その入り口として、トップページでは「読む(READ)」と「集う(MEET)」を切り替えられる構成を採用しました。じっくり記事を読みたいときも、誰かと出会い、対話や体験の場に参加したいときも、その時々の気分や目的に応じて、必要なコンテンツへ自然にたどり着くことができます。
課題を知ることと、実際に変化を生み出すことの間には、大きな距離があります。その距離を少しでも縮めるために、IDEAS FOR GOODは情報を届けるだけでなく、異なる立場の人々が対話し、次の実践につながる「広場」のような存在を目指します。
2. あたたかいメディア体験。誰にとっても心地よい余白
情報をすっきりと整理し、記事や写真、そして一つひとつの言葉がもつ力を、まっすぐに受け取れること。それを支えるのが、余白を大きくとったミニマルなレイアウトです。
基調はこれまでと同じモノクロームですが、強すぎるコントラストをわずかに和らげ、文字や色面には漆黒ではない、やや淡い黒を用いました。背景にはくっきりとした真っ白ではなく、ほのかなクリーム色が敷かれています。画面の奥に体温を宿すことで、年齢や立場、読むタイミングにかかわらず、誰もが急かされることなく自分のペースで読み、考え、立ち止まれる--そんな心地よさと、誰も置き去りにしない包摂的な空気を大切にしました。
3.迷わない、使いやすいUIに
「内容はいいのに読みづらい」「どこを見ればいいか迷う」。リニューアルにあたって伺った読者の声を起点に、情報への道筋をいちから設計し直しました。

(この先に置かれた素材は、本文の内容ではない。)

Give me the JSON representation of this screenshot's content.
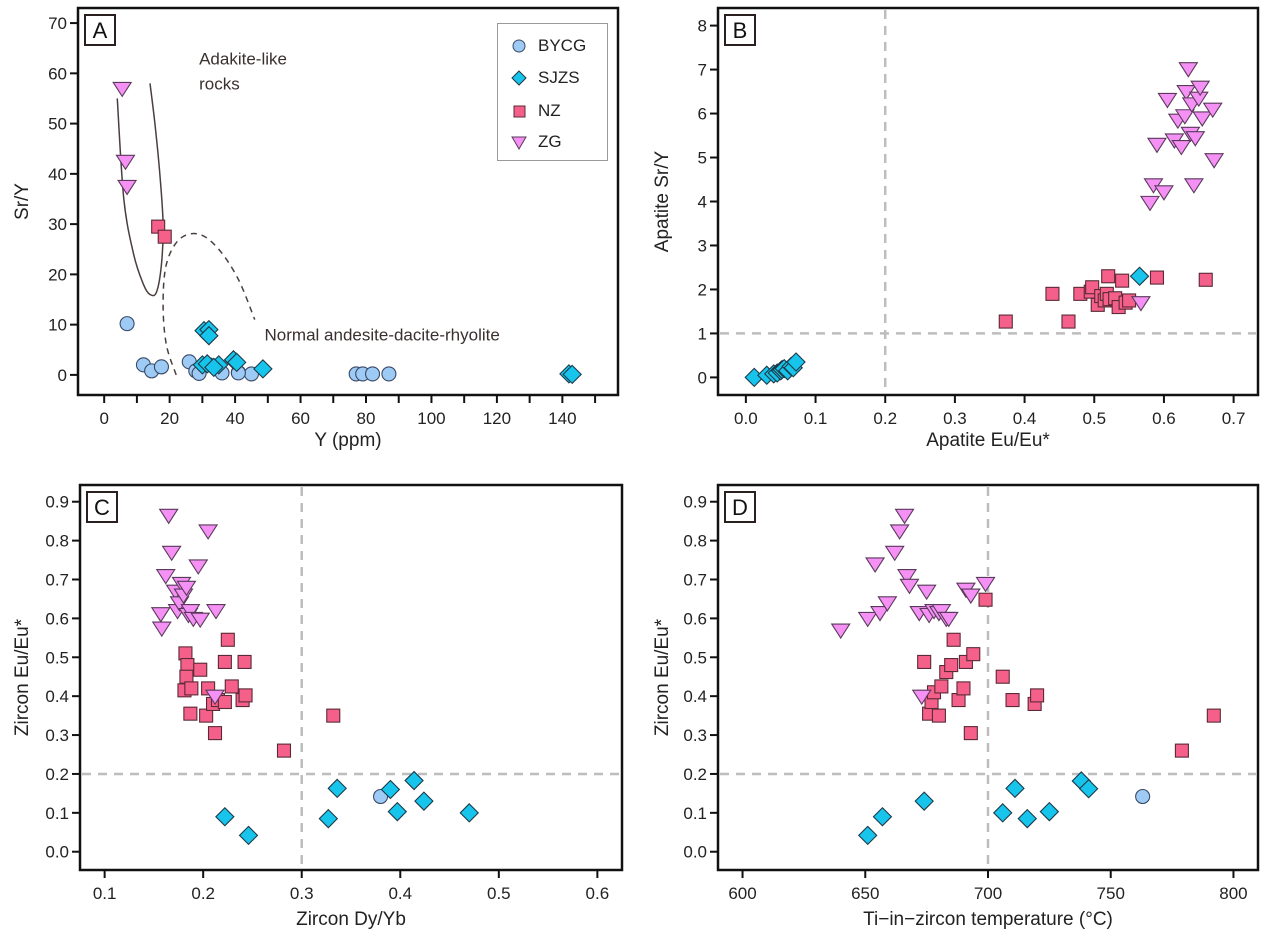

情報の階層をシンプルに整理し、どこに何があるかが直感的にわかる導線へ。はじめて訪れた方も、長く親しんでくださっている方も、迷うことなく目的の記事や体験へたどり着けるように。ほしいものに最短で出会えることは心地よさであると同時に、無駄な通信や読み込みを減らし、サーバーへの負荷や通信に伴うCO2排出を抑えることにもつながります。使いやすさと地球へのやさしさを、両立させるUIを目指しました。
今回、IDEAS FOR GOODのロゴも、より覚えてもらいやすく、IDEAS FOR GOODらしさが伝わる佇まいへとアップデートしました。
これまでの要素を受け継ぎながら、シンボルとロゴタイプの関係を整理し、視認性と存在感を高めています。一目で記憶に残るアイコニックな佇まいへと磨き、SNSのアイコンから大きなビジュアルまで、さまざまな場面で一貫して使えるオリジナリティのあるかたちにしました。
込めたのは、「ポジティブな変化に向かうメディア」という姿勢を、視覚的にも自然に伝えたいという思い。小さなアイデアが社会を少しずつ前へ進めていく--その姿勢が、ひと目で伝わるロゴを目指しました。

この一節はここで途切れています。